Matt Monarch, raw evangelist
From what I saw, in both the employees and the customers, this energy is not reassigned to mental power. I felt like I was working with kindly sloths on heroin. Daily tasks were completed at an alarmingly slow pace, the inventory lists were often incorrect, redundant and obvious instructions were de rigueur. Himalayan Rock Salt candles were lit each morning to lend the place some ambiance. At one point, a plastic bag literally caught fire and melted all over the desk. I doubt very much that anyone would have noticed if I didn’t smell it or say anything.

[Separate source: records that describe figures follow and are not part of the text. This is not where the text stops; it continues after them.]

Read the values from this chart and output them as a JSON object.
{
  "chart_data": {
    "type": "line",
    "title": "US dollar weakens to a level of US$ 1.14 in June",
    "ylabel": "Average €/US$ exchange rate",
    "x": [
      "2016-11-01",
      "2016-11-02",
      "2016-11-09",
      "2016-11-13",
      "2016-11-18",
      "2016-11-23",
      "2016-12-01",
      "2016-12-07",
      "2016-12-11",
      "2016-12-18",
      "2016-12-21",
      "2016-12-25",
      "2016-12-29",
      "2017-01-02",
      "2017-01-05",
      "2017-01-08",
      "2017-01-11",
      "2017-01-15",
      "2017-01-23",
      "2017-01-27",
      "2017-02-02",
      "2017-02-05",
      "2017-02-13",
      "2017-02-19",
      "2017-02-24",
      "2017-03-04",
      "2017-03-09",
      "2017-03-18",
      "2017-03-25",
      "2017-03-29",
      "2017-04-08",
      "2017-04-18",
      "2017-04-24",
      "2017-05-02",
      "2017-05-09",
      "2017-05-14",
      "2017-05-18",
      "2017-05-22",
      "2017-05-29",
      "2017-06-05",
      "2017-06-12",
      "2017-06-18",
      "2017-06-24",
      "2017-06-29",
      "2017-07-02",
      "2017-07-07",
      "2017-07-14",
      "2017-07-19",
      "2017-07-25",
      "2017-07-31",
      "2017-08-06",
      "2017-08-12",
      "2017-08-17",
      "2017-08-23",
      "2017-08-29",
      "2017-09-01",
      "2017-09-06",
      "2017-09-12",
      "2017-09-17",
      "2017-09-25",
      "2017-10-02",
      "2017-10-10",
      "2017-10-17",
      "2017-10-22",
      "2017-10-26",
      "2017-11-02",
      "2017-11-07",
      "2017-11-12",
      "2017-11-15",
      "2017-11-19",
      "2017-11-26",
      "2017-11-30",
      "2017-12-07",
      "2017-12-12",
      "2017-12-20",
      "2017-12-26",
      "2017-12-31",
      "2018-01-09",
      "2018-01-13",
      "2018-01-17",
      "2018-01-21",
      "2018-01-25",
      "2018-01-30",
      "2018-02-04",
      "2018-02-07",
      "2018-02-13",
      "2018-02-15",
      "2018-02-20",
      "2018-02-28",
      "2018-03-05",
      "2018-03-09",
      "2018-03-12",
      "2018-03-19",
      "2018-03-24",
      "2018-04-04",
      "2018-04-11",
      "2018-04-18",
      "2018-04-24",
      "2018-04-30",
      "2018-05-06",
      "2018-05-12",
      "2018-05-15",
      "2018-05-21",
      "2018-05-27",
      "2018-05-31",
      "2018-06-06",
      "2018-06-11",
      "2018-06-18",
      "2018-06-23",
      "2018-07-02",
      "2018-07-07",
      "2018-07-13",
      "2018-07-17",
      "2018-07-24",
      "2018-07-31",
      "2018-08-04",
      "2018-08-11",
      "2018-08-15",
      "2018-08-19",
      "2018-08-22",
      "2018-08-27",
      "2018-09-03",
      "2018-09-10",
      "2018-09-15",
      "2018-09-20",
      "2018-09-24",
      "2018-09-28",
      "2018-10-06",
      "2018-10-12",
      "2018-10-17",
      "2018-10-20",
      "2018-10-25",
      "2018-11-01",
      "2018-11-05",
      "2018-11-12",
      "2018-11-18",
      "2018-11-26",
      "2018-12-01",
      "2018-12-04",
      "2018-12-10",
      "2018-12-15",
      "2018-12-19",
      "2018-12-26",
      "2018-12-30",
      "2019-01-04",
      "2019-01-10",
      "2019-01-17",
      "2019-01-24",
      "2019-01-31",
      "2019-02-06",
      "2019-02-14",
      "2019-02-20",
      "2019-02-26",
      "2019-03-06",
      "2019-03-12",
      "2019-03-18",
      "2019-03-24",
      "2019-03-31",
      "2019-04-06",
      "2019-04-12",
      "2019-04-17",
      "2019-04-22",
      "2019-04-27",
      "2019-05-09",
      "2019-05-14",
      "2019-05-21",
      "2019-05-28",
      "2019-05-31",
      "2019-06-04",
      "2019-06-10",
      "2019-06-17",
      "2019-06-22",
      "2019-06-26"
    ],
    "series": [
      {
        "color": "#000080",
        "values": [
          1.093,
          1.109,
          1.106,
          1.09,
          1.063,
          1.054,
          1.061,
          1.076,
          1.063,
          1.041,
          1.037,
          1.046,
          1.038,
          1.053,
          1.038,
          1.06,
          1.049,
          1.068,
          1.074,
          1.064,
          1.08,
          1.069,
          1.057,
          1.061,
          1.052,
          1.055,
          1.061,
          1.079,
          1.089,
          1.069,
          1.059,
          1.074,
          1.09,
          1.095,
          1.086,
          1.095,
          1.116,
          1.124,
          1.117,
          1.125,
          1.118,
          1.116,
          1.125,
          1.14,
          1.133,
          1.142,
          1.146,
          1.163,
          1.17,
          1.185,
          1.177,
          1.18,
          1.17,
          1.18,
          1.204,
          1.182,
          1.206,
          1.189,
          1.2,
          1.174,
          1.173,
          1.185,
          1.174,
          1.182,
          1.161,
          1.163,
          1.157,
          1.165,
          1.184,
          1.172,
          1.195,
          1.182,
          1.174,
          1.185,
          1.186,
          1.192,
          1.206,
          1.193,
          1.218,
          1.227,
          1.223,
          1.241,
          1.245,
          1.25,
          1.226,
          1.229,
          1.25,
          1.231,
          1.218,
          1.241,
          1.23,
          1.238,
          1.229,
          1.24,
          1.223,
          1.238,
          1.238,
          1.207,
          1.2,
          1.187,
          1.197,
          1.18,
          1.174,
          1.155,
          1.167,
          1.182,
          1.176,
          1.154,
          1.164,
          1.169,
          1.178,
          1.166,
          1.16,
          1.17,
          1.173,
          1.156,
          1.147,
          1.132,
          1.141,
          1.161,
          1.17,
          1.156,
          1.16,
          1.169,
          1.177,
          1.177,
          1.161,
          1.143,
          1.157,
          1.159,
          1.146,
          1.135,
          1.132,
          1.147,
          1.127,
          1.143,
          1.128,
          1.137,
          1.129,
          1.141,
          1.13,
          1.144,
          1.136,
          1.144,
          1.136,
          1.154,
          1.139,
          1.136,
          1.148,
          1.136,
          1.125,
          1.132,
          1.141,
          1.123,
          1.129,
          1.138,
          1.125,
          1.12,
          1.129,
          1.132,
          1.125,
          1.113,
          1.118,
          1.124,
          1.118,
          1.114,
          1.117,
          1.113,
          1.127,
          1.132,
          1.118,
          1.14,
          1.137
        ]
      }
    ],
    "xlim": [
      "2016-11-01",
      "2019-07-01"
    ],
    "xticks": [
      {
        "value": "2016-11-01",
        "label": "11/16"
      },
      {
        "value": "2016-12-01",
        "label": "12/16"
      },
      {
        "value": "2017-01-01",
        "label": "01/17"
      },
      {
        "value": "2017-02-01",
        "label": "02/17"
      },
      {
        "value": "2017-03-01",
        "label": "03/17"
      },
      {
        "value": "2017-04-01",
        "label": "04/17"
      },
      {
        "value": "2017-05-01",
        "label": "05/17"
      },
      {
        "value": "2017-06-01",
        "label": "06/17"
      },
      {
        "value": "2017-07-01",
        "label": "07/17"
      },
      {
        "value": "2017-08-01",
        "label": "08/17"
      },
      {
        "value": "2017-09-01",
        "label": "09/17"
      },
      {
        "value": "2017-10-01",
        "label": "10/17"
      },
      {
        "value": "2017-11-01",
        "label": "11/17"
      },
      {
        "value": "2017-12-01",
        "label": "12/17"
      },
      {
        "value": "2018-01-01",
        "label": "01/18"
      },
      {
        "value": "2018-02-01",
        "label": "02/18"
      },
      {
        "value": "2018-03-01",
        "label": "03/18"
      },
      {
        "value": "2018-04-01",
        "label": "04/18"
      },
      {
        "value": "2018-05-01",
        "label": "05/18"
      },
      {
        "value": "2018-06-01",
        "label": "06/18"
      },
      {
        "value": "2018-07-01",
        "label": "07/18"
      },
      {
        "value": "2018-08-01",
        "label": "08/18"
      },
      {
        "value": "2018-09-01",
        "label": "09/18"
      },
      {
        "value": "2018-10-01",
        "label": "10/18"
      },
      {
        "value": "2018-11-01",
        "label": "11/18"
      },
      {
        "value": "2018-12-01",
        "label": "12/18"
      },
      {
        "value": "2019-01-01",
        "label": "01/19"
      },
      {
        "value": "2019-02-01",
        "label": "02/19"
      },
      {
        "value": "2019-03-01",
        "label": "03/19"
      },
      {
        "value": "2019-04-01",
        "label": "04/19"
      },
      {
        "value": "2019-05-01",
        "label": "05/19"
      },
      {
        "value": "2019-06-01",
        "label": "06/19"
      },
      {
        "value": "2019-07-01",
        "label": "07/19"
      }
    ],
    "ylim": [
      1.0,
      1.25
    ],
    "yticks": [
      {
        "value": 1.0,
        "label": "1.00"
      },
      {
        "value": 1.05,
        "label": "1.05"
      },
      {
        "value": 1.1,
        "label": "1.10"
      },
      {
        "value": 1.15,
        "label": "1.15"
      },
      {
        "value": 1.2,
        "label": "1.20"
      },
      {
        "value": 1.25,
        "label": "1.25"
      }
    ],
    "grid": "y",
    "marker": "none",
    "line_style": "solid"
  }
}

It was interesting to be witness to - and temporarily participate in - a raw vegan enterprise. It seems to be thriving, which strikes me as miraculous. Asking a person so malnourished (I really do believe that most raw vegans are malnourished), to run a business seems almost as impossible as asking an anorexic to run a marathon or a lactose-intolerant person to process a quart of milk.
There’s nothing more frustrating than being trained for a job by a person with no method, the tendency to stare off into space, and blood sugar levels so low that standing up takes a full 30 seconds. It was excruciating to observe these employees spout the benefits of $90 Maca powder while gripping onto the shelf for support.
I don’t understand how all these people were actually still alive. They weren’t even shockingly skinny. They all were very thin and their complexions did have the proverbial “raw glow,” so my only conclusion is that a raw vegan diet somehow supports physical life (barely) while atrophying the brain to the size of an [unroasted] walnut.